If you can train your mind to go into a sepia-toned retro world where studio owners were star makers, and you’ve heard about real-life couples like Himanshu Rai and Devika Rani, co-owners of Bombay Talkies, who ruled the Hindi film industry through the 1930s and 40s, you’ll warm up to the shenanigans and scandals of Srikant Roy (Prosenjit Chatterjee), his film star wife Sumitra Kumari (Aditi Rao Hydari) and Madan Kumar (Aparshakti Khurana), the star that Roy Talkies created.
Real life whispers insisted that when Devika Rani had run away with her hero, husband Himanshu Rai had vowed revenge and turned lab assistant Kumudlal Ganguly into dashing Ashok Kumar, the rage of the 40s and 50s.
Director Vikramaditya Motwane mixes bits of real film lore with huge amounts of fiction to time-machine to the riot-torn days of the Partition, weaving an intriguing interplay between Srikant Roy, Binod Das, the loyal, nondescript employee who turns into Roy Talkies’ hottest box-office star Madan Kumar, Sumitra Devi and her lover, actor Jamshed Khan (Nandish Singh Sandhu).

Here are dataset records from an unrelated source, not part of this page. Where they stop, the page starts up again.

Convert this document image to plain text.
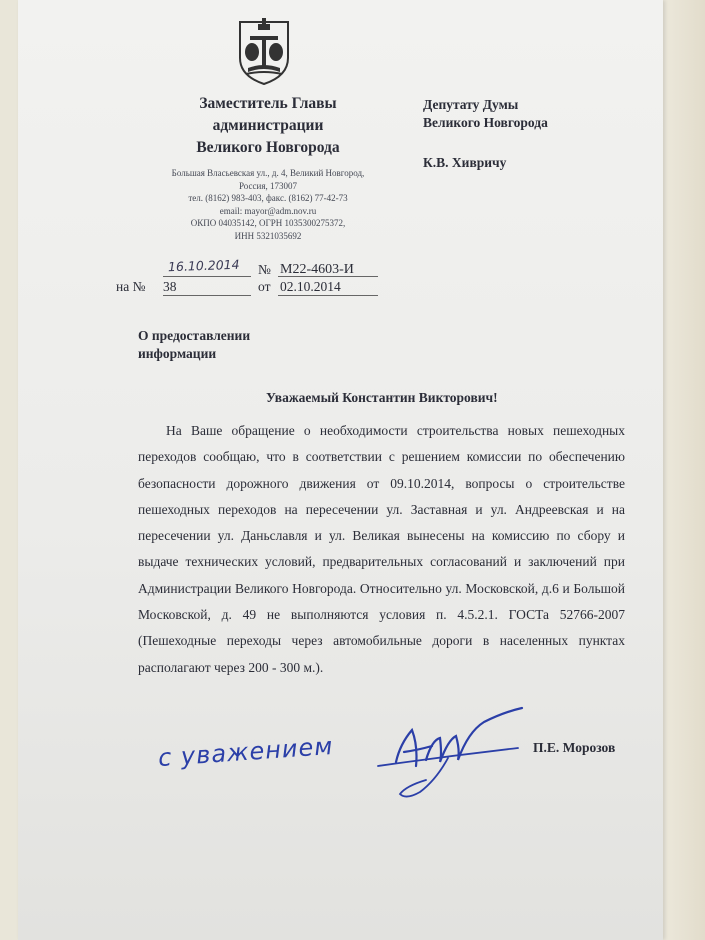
Заместитель Главы
администрации
Великого Новгорода
Большая Власьевская ул., д. 4, Великий Новгород,
Россия, 173007
тел. (8162) 983-403, факс. (8162) 77-42-73
email: mayor@adm.nov.ru
ОКПО 04035142, ОГРН 1035300275372,
ИНН 5321035692
Депутату Думы
Великого Новгорода
К.В. Хивричу
16.10.2014 № М22-4603-И
на № 38	от 02.10.2014
О предоставлении
информации
Уважаемый Константин Викторович!
На Ваше обращение о необходимости строительства новых пешеходных переходов сообщаю, что в соответствии с решением комиссии по обеспечению безопасности дорожного движения от 09.10.2014, вопросы о строительстве пешеходных переходов на пересечении ул. Заставная и ул. Андреевская и на пересечении ул. Даньславля и ул. Великая вынесены на комиссию по сбору и выдаче технических условий, предварительных согласований и заключений при Администрации Великого Новгорода. Относительно ул. Московской, д.6 и Большой Московской, д. 49 не выполняются условия п. 4.5.2.1. ГОСТа 52766-2007 (Пешеходные переходы через автомобильные дороги в населенных пунктах располагают через 200 - 300 м.).
с уважением	П.Е. Морозов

Reviews, tabloids, newspapers, USSR vs USA, the Russian propaganda machinery, American spies, phone tapping, loyalties, friendships, rivalries, the dazzle of a film star, stars made and discarded, the aftermath of the Partition with distinct Punjabi and Sindhi refugee camps from where emerge the risk takers who make it in the Bombay film industry, the whole spread is laid out.
Along with Roy’s arrogance, passion and enduring belief that cinema empowers, is the vision where live song picturisations with a full orchestra on the set gives way to playback singing, the importance of music sales and music promotions over the radio. There’s even a hat tip to the legendary programme of film songs that made Radio Ceylon (Air Ceylon in the series) so popular in the 50s and 60s.

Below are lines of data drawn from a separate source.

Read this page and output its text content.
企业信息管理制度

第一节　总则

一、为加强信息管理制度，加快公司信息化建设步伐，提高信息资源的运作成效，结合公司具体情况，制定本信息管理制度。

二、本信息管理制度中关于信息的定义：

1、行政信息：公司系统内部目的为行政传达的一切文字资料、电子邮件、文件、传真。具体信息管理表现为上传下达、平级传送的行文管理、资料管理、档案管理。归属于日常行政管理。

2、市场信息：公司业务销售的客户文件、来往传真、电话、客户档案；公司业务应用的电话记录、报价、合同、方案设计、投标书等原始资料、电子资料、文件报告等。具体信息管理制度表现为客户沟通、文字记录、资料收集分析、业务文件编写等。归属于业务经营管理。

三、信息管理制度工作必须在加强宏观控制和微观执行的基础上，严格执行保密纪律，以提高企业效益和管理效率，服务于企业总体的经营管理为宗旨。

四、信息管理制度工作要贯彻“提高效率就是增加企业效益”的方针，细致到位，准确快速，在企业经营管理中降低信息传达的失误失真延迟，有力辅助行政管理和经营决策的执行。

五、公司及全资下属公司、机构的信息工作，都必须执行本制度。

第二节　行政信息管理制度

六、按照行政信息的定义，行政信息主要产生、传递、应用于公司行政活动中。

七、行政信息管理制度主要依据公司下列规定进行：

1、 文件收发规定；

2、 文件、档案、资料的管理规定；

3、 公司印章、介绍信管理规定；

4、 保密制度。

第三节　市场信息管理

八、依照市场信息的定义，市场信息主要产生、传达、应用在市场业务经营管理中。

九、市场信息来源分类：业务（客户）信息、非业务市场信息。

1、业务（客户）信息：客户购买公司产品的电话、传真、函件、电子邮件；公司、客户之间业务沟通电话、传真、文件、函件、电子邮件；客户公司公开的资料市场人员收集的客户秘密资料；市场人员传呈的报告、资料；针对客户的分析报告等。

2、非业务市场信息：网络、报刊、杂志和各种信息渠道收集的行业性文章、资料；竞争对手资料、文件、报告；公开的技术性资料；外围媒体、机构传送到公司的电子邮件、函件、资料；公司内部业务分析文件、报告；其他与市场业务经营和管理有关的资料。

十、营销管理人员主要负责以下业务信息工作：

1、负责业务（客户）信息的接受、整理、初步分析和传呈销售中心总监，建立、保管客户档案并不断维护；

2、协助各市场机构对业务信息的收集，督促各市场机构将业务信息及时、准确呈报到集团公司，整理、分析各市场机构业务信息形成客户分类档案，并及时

Without giving away the plot which thickens with murder, blackmail and extra-marital affairs, Motwane, co-creator Soumik Sen and writer Atul Sabharwal pack 10 episodes with all that symbolised an era gone by. An era of political incorrectness where men spouted, “If I had to choose between wife and studio, women and wives come and go…”
It sometimes feels so real that in places, Motwane has you wondering, is the reference to Raj Kapoor, the actor Russians loved? Is this Guru Dutt and his despondent cinema?

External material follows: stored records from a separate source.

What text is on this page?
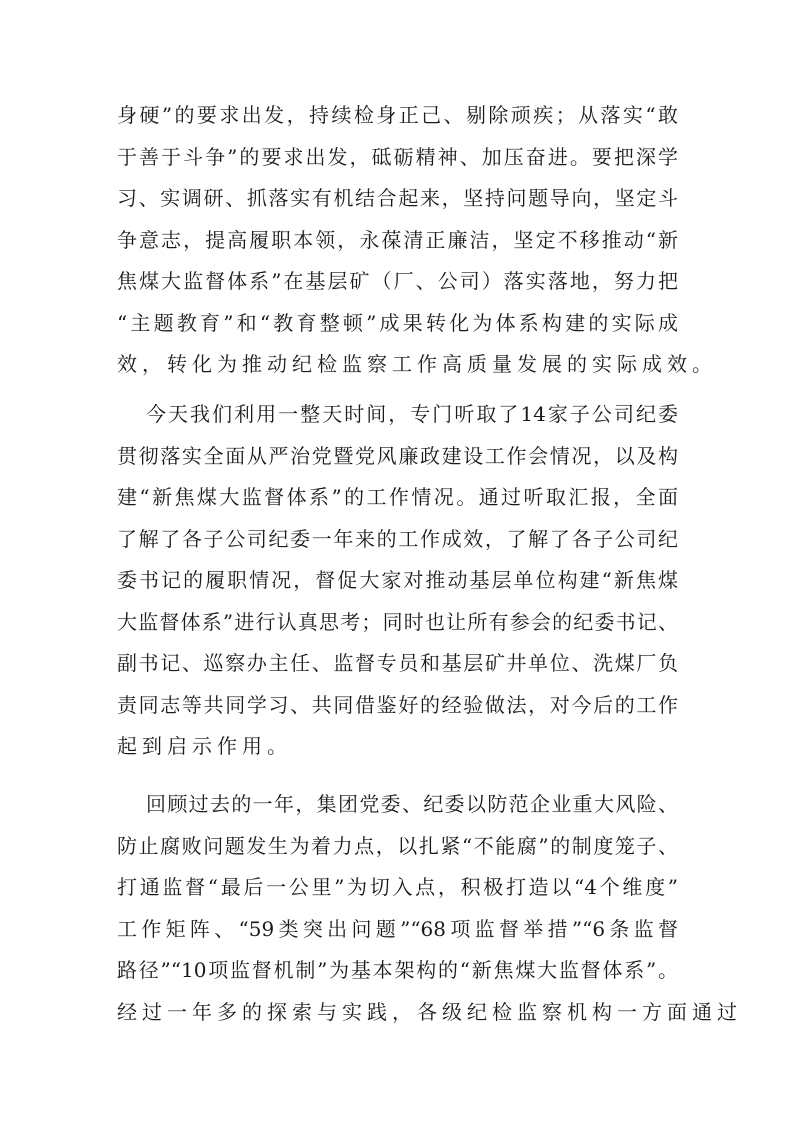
身硬”的要求出发，持续检身正己、剔除顽疾；从落实“敢
于善于斗争”的要求出发，砥砺精神、加压奋进。要把深学
习、实调研、抓落实有机结合起来，坚持问题导向，坚定斗
争意志，提高履职本领，永葆清正廉洁，坚定不移推动“新
焦煤大监督体系”在基层矿（厂、公司）落实落地，努力把
“主题教育”和“教育整顿”成果转化为体系构建的实际成
效，转化为推动纪检监察工作高质量发展的实际成效。
今天我们利用一整天时间，专门听取了14家子公司纪委
贯彻落实全面从严治党暨党风廉政建设工作会情况，以及构
建“新焦煤大监督体系”的工作情况。通过听取汇报，全面
了解了各子公司纪委一年来的工作成效，了解了各子公司纪
委书记的履职情况，督促大家对推动基层单位构建“新焦煤
大监督体系”进行认真思考；同时也让所有参会的纪委书记、
副书记、巡察办主任、监督专员和基层矿井单位、洗煤厂负
责同志等共同学习、共同借鉴好的经验做法，对今后的工作
起到启示作用。
回顾过去的一年，集团党委、纪委以防范企业重大风险、
防止腐败问题发生为着力点，以扎紧“不能腐”的制度笼子、
打通监督“最后一公里”为切入点，积极打造以“4个维度”
工作矩阵、“59类突出问题”“68项监督举措”“6条监督
路径”“10项监督机制”为基本架构的“新焦煤大监督体系”。
经过一年多的探索与实践，各级纪检监察机构一方面通过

Most impressive are the performances with Prosenjit Chatterjee making a polished Srikant Roy and Aparshakti Khurana springing a surprise as shrinking loyalist Binod Das who morphs into suave Madan Kumar. Wamiqa Gabba as Niloufer the saucy courtesan from pre-Partition Lucknow, and mistress to the richest bidder, is spice and all that’s nice. Charming from the moment he’s introduced as a peppy entertainer in the waiting room of a railway station is Sidhant Gupta as Jay Khanna.
Three special mentions: Shweta Basu Prasad as Binod Das’ wife Ratna, Ram Kapoor as financier Walia, and Arun Govil as theatre owner Narain Khanna from Karachi who can entertain an audience even in a refugee camp.
Cinematographer Pratik Shah, Production Designers Mukund Gupta and Aparna Sud, Art Directors Priti Gole and Yogesh Bansode, Costume Designer Shruti Kapoor and Amit Trivedi’s songs, create a nostalgic old-world ambience, making it feel like a revisit to an old classic.